Amherst played a very calm game against Rice, winning comfortably to start the day. From there, Sparkle Motion fought hard in their remaining games but were unable to pull ahead, despite the scoring power of Kyra Wortley and Carly Drost. In a well-matched pre-quarterfinal game against St. Olaf Vortex, Sparkle Motion played strong but, once again, couldn’t come away with the lead. Despite that, they could be heard from the sideline, always cheering for their team and others.
Rice Torque was unable to come away with any wins today, being hindered in large part by many hasty decisions. Stumbling on deep looks after working the disc amongst their handlers, seeming to get impatient with smaller plays, they looked to move the disc up the field with hucks that were rarely connected, resulting in many fast turns. In spite of some of their struggles on offense, Jacqueline Lee was able to pull ahead in the team’s stats, bringing in four points for Torque.

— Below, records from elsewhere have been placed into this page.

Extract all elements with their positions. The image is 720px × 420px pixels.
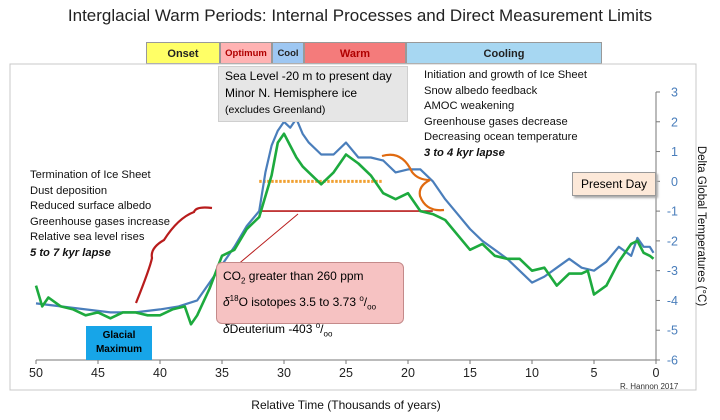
- x-tick-label: 25: [339, 366, 353, 380]
- y-axis-label: Delta Global Temperatures (°C): [695, 146, 707, 307]
- lapse-left: 5 to 7 kyr lapse: [30, 246, 111, 259]
- co2-box: CO2 greater than 260 ppm δ18O isotopes 3…: [216, 262, 404, 338]
- plot-frame: [9, 63, 697, 391]
- y-tick-label: -4: [667, 294, 678, 308]
- x-ticks: 50 45 40 35 30 25 20 15 10 5 0: [29, 360, 660, 380]
- y-tick-label: 3: [671, 86, 678, 100]
- y-tick-label: -5: [667, 324, 678, 338]
- x-tick-label: 0: [653, 366, 660, 380]
- x-tick-label: 20: [401, 366, 415, 380]
- o18-line: δ18O isotopes 3.5 to 3.73 o/oo: [223, 294, 377, 312]
- lapse-right: 3 to 4 kyr lapse: [424, 146, 505, 159]
- x-tick-label: 35: [215, 366, 229, 380]
- y-tick-label: -3: [667, 264, 678, 278]
- y-tick-label: 1: [671, 145, 678, 159]
- note-left-item: Relative sea level rises: [30, 231, 145, 243]
- right-bracket: [381, 153, 445, 212]
- y-tick-label: -6: [667, 354, 678, 368]
- x-tick-label: 50: [29, 366, 43, 380]
- y-tick-label: 2: [671, 115, 678, 129]
- deuterium-line: δDeuterium -403 o/oo: [223, 320, 333, 339]
- note-right-item: Snow albedo feedback: [424, 84, 538, 97]
- notes-right: Initiation and growth of Ice Sheet Snow …: [424, 68, 587, 161]
- co2-line: CO2 greater than 260 ppm: [223, 269, 364, 286]
- note-left-item: Termination of Ice Sheet: [30, 169, 151, 181]
- x-tick-label: 40: [153, 366, 167, 380]
- co2-pointer: [235, 213, 299, 267]
- series-lines: [34, 117, 655, 326]
- note-right-item: AMOC weakening: [424, 100, 515, 112]
- note-right-item: Initiation and growth of Ice Sheet: [424, 69, 587, 81]
- chart-title: Interglacial Warm Periods: Internal Proc…: [67, 6, 653, 25]
- x-tick-label: 10: [525, 366, 539, 380]
- credit: R. Hannon 2017: [620, 382, 679, 391]
- present-day-label: Present Day: [572, 172, 656, 196]
- note-right-item: Decreasing ocean temperature: [424, 131, 578, 143]
- ice-line: Minor N. Hemisphere ice: [225, 86, 358, 100]
- x-tick-label: 30: [277, 366, 291, 380]
- y-tick-label: -1: [667, 205, 678, 219]
- series-line-green: [34, 132, 655, 326]
- note-left-item: Reduced surface albedo: [30, 200, 152, 212]
- y-tick-label: -2: [667, 234, 678, 248]
- x-tick-label: 5: [591, 366, 598, 380]
- sea-level-box: Sea Level -20 m to present day Minor N. …: [218, 66, 408, 122]
- x-axis-label: Relative Time (Thousands of years): [251, 398, 440, 412]
- note-left-item: Greenhouse gases increase: [30, 215, 170, 228]
- x-tick-label: 15: [463, 366, 477, 380]
- y-ticks: 3 2 1 0 -1 -2 -3 -4 -5 -6: [656, 86, 678, 368]
- glacial-maximum-label: Glacial Maximum: [86, 326, 152, 360]
- reference-lines: [259, 179, 433, 212]
- note-right-item: Greenhouse gases decrease: [424, 115, 568, 128]
- greenland-line: (excludes Greenland): [225, 104, 326, 116]
- notes-left: Termination of Ice Sheet Dust deposition…: [30, 168, 170, 261]
- sea-level-line: Sea Level -20 m to present day: [225, 69, 392, 83]
- y-tick-label: 0: [671, 175, 678, 189]
- note-left-item: Dust deposition: [30, 184, 108, 197]
- x-tick-label: 45: [91, 366, 105, 380]
- left-bracket: [134, 206, 213, 304]
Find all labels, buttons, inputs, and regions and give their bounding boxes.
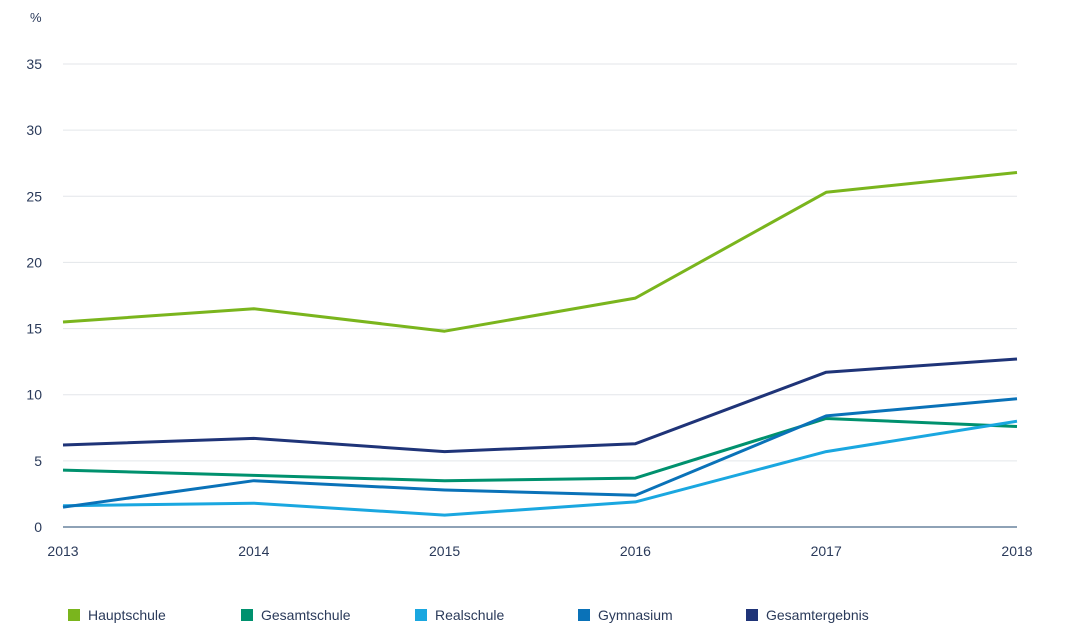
y-unit-label: % xyxy=(30,10,42,25)
series-line-gymnasium xyxy=(62,397,1018,509)
legend-item: Hauptschule xyxy=(68,607,166,623)
x-tick-label: 2018 xyxy=(1001,543,1032,559)
series-line-gesamtergebnis xyxy=(62,357,1018,454)
series-line-realschule xyxy=(62,419,1018,517)
y-tick-label: 5 xyxy=(34,453,42,469)
legend-label: Hauptschule xyxy=(88,607,166,623)
x-tick-label: 2015 xyxy=(429,543,460,559)
y-tick-label: 15 xyxy=(26,321,42,337)
series-line-gesamtschule xyxy=(62,417,1018,483)
y-tick-label: 20 xyxy=(26,254,42,270)
x-axis: 2013 2014 2015 2016 2017 2018 xyxy=(47,543,1032,559)
legend-item: Realschule xyxy=(415,607,504,623)
legend-swatch xyxy=(241,609,253,621)
series-lines xyxy=(62,171,1018,517)
legend-swatch xyxy=(415,609,427,621)
y-axis: 0 5 10 15 20 25 30 35 xyxy=(26,56,42,535)
y-tick-label: 30 xyxy=(26,122,42,138)
y-tick-label: 10 xyxy=(26,387,42,403)
x-tick-label: 2014 xyxy=(238,543,269,559)
series-line-hauptschule xyxy=(62,171,1018,333)
legend-swatch xyxy=(578,609,590,621)
legend-swatch xyxy=(746,609,758,621)
grid xyxy=(63,63,1017,528)
legend-label: Realschule xyxy=(435,607,505,623)
y-tick-label: 0 xyxy=(34,519,42,535)
legend-swatch xyxy=(68,609,80,621)
x-tick-label: 2017 xyxy=(811,543,842,559)
x-tick-label: 2016 xyxy=(620,543,651,559)
legend-label: Gymnasium xyxy=(598,607,673,623)
y-tick-label: 35 xyxy=(26,56,42,72)
legend-item: Gymnasium xyxy=(578,607,673,623)
legend-item: Gesamtergebnis xyxy=(746,607,869,623)
x-tick-label: 2013 xyxy=(47,543,78,559)
legend-label: Gesamtergebnis xyxy=(766,607,869,623)
legend-label: Gesamtschule xyxy=(261,607,351,623)
y-tick-label: 25 xyxy=(26,188,42,204)
legend-item: Gesamtschule xyxy=(241,607,350,623)
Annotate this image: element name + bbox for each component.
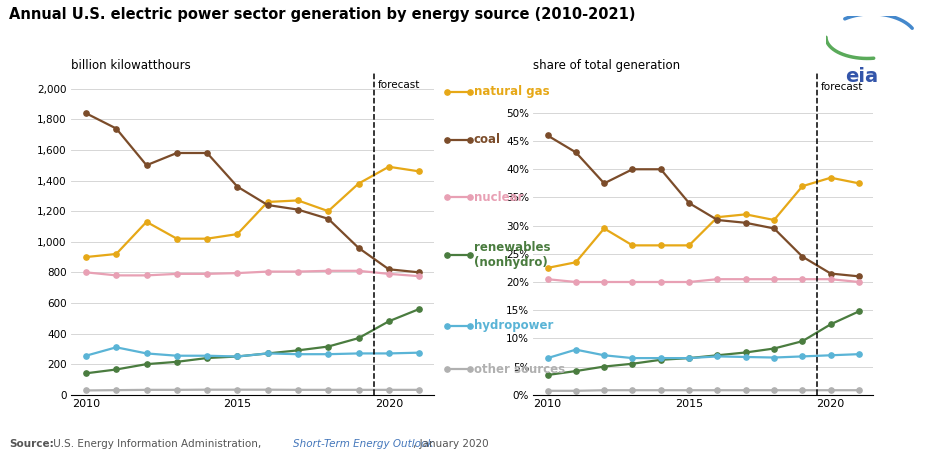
Text: natural gas: natural gas <box>474 85 549 98</box>
Text: U.S. Energy Information Administration,: U.S. Energy Information Administration, <box>50 439 264 449</box>
Text: coal: coal <box>474 134 501 146</box>
Text: renewables
(nonhydro): renewables (nonhydro) <box>474 241 550 269</box>
Text: other sources: other sources <box>474 363 565 376</box>
Text: forecast: forecast <box>379 79 421 90</box>
Text: forecast: forecast <box>821 82 863 92</box>
Text: , January 2020: , January 2020 <box>413 439 489 449</box>
Text: share of total generation: share of total generation <box>533 59 681 72</box>
Text: Source:: Source: <box>9 439 54 449</box>
Text: eia: eia <box>846 67 879 86</box>
Text: billion kilowatthours: billion kilowatthours <box>71 59 191 72</box>
Text: Annual U.S. electric power sector generation by energy source (2010-2021): Annual U.S. electric power sector genera… <box>9 7 636 22</box>
Text: Short-Term Energy Outlook: Short-Term Energy Outlook <box>293 439 433 449</box>
Text: nuclear: nuclear <box>474 191 523 204</box>
Text: hydropower: hydropower <box>474 319 553 332</box>
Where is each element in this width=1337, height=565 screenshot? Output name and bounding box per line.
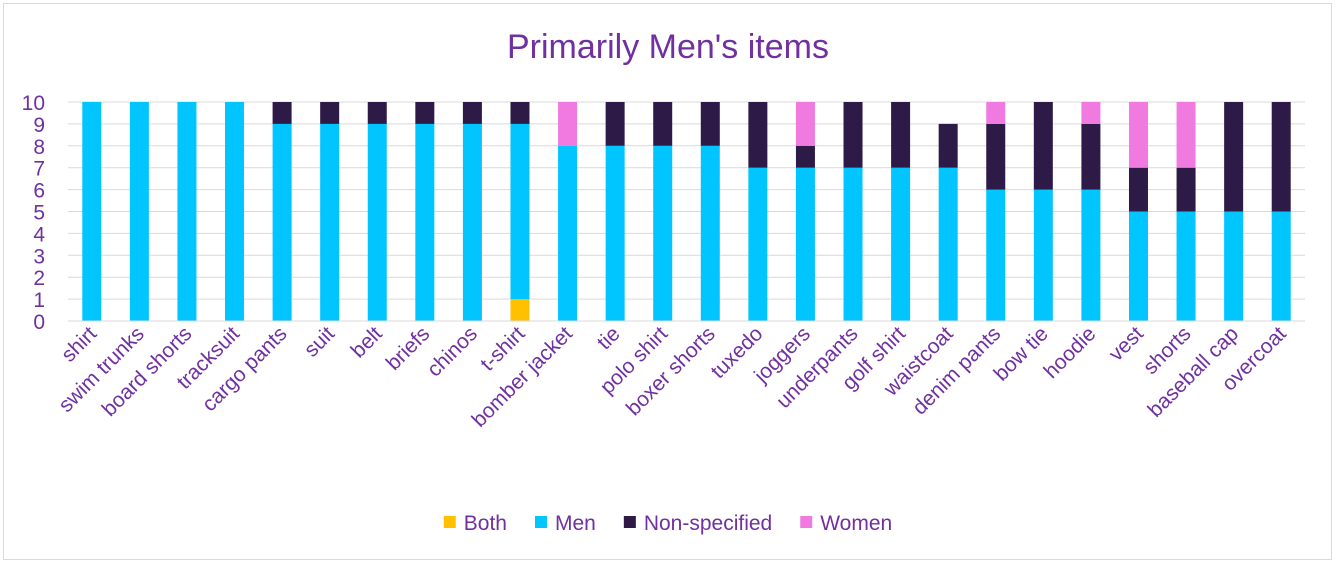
bar-segment [1176, 211, 1196, 321]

In a Pool D mix-up, the winner of the pool was determined on point differential, after Oberlin beat Wesleyan with just a single-point margin. Wesleyan was able to clinch first place in the pool, with two handy wins over Catholic and Mount Holyoke. Their point differential in those games played to their favor, thanks in large part to Eileen Connor’s 13 goals and Chi Chi Wakabayashi’s 12 assists.
Oberlin scraped out two narrow wins against Wesleyan and Catholic and lost to Mount Holyoke by an equally narrow margin. Three incredibly close games required Oberlin to work very hard for their wins, relying on Abagael Cheng and Emma March to lead their offense and keep their leads. In the pre-quarterfinal round against RPI, despite going down very early, Oberlin made a great comeback, contesting the offense of RPI with strong defense and chilly offensive movement.
Mount Holyoke made smart plays and had good handler movement. Their play demonstrated how sure they are of themselves, beating Catholic comfortably in pool play and Georgia College in the pre-quarters. Mahmuda Alam and Katrina Meserve led the way in scores, and Meserve controlled the offensive movement, throwing 30 assists throughout the day.
Catholic fought for each of their points, working their offense through Grace Castro. Their intensity on defense made them fierce competitors for each team they played and kept the contests alive. Despite their work on defense, they weren’t able to come away with any wins, but they stayed spirited throughout the day.